Koreksi Pasal 3
PERBAN Nomor 1 Tahun 2024 | Peraturan Badan Nomor 1 Tahun 2024 tentang PENGAWASAN PEMUNGUTAN DAN PENGHITUNGAN SUARA DALAM PEMILIHAN UMUM
Teks Saat Ini
(1) Pengawasan sebagaimana dimaksud dalam Pasal 2 dilakukan melalui:
a. pencegahan pelanggaran Pemilu pada tahapan pemungutan dan penghitungan suara;
b. pengawasan secara langsung;
c. patroli pengawasan;
d. pemanfaatan dan pengelolaan sistem informasi pengawasan Pemilu;
e. pengawasan partisipatif;
f. pelayanan pengaduan masyarakat;
g. tindak lanjut hasil pengawasan; dan
h. bentuk dan/atau metode pengawasan lain sesuai dengan kebutuhan pengawasan tahapan pemungutan dan penghitungan suara.
(2) Pencegahan sebagaimana dimaksud pada ayat (1) huruf a meliputi:
a. identifikasi potensi kerawanan;
b. penerbitan surat keputusan, surat imbauan, surat edaran, surat instruksi, dan/atau surat lainnya;
c. penentuan fokus pengawasan dan alat kerja pengawasan;
d. koordinasi dan konsolidasi kepada pemangku kepentingan terkait; dan/atau
e. penyediaan posko pengaduan masyarakat.

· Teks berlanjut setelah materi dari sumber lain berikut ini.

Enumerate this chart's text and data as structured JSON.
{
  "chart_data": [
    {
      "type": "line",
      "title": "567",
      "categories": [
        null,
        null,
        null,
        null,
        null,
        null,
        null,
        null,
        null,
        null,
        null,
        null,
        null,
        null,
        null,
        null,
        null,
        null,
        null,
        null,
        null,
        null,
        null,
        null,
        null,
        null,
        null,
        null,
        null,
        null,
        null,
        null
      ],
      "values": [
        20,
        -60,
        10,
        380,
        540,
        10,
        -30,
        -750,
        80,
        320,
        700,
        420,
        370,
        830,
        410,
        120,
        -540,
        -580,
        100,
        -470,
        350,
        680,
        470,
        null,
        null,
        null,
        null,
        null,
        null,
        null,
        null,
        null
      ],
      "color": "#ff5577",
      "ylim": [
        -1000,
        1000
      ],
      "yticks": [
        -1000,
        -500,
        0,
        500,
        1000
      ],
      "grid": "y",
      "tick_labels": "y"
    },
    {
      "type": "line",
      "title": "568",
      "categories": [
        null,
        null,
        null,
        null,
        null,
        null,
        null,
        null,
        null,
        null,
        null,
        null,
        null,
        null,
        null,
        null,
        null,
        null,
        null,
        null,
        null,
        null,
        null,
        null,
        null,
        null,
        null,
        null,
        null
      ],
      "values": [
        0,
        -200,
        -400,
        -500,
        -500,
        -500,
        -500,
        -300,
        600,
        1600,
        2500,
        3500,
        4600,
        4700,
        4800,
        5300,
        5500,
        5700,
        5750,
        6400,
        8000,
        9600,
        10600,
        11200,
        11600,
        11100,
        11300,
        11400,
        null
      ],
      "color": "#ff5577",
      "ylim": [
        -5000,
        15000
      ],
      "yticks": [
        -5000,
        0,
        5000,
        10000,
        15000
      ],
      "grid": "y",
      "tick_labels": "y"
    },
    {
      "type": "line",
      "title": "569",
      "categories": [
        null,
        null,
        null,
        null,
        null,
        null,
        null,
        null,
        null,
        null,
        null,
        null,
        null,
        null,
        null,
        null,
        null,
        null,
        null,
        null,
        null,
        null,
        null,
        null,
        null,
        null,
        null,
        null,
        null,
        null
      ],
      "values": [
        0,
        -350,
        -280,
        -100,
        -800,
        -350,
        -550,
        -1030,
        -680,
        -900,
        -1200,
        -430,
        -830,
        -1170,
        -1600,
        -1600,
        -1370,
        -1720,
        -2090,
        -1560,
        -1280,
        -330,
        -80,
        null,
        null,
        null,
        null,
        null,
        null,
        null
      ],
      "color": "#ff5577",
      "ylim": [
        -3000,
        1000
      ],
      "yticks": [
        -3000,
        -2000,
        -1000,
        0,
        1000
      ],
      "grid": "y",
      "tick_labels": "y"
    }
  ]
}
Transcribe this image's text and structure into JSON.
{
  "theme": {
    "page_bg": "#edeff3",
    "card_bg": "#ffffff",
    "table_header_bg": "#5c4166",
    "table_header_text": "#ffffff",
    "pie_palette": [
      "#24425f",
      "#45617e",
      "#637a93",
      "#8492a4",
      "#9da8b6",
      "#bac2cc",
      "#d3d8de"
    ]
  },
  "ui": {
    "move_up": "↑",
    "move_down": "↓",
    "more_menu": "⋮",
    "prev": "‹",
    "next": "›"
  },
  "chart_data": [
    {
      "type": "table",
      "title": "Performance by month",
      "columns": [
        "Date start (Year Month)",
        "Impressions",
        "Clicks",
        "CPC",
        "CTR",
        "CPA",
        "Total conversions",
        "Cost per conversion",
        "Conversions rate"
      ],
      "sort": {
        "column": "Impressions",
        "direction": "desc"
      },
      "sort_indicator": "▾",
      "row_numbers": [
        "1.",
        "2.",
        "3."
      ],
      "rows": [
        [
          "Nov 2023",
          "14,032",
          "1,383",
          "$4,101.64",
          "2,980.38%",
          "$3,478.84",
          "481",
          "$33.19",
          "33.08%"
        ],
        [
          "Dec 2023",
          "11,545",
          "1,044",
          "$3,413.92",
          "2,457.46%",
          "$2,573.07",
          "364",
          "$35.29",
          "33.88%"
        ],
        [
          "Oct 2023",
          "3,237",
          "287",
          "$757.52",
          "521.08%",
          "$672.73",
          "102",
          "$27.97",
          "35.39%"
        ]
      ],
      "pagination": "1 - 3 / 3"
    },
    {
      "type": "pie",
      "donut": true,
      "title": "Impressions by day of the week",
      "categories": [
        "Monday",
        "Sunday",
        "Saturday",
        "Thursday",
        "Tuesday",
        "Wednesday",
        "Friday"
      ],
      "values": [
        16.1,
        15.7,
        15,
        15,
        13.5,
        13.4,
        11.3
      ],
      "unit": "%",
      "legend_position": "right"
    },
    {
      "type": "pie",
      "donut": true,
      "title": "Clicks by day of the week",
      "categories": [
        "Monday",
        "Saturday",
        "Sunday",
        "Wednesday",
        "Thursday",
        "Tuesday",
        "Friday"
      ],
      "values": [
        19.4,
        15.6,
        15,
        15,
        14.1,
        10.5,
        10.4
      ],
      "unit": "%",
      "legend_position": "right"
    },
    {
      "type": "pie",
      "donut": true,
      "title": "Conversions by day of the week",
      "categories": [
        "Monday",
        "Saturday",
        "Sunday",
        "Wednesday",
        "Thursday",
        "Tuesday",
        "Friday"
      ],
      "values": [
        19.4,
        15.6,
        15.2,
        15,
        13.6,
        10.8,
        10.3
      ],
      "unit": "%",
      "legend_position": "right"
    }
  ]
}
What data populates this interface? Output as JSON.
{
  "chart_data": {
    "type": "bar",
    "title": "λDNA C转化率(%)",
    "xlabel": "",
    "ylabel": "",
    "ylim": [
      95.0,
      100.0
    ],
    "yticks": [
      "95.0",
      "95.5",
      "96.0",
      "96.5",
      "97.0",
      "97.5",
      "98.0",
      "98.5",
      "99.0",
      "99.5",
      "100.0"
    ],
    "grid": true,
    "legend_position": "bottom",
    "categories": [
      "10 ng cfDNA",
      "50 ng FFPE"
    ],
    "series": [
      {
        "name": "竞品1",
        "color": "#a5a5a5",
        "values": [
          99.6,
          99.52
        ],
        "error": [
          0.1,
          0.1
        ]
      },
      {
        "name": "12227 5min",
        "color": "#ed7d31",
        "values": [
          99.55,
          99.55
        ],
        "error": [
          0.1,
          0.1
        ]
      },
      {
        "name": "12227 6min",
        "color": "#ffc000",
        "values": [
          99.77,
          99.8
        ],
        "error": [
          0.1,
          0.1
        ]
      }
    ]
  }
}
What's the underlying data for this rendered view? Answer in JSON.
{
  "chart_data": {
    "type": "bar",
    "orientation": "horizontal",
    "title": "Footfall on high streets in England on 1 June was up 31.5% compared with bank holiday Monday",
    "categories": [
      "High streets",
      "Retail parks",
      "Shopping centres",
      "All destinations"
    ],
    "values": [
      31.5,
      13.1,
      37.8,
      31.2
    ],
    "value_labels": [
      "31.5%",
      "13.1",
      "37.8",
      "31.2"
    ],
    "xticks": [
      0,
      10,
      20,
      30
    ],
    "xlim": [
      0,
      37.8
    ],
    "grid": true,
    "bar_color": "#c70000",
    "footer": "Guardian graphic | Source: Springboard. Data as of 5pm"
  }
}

(3) Pengawasan secara langsung sebagaimana dimaksud pada ayat (1) huruf b meliputi:
a. pengawasan terhadap pelaksanaan setiap program/kegiatan dalam tahapan pemungutan dan penghitungan suara yang dilakukan oleh KPU, KPU Provinsi, KPU Kabupaten/Kota, PPK, PPS, PPLN, KPPS, KPPSLN, KPPSLN KSK, KPPSLN Pos, Petugas Ketertiban TPS, dan Petugas Ketertiban Luar Negeri;
b. analisis terhadap data hasil pemungutan dan penghitungan suara; dan/atau
c. penelusuran terhadap potensi pelanggaran dalam tahapan pemungutan dan penghitungan suara.
(4) Pengawasan partisipatif sebagaimana dimaksud pada ayat
(1) huruf e dilaksanakan sesuai dengan Peraturan Bawaslu mengenai pengawasan partisipatif.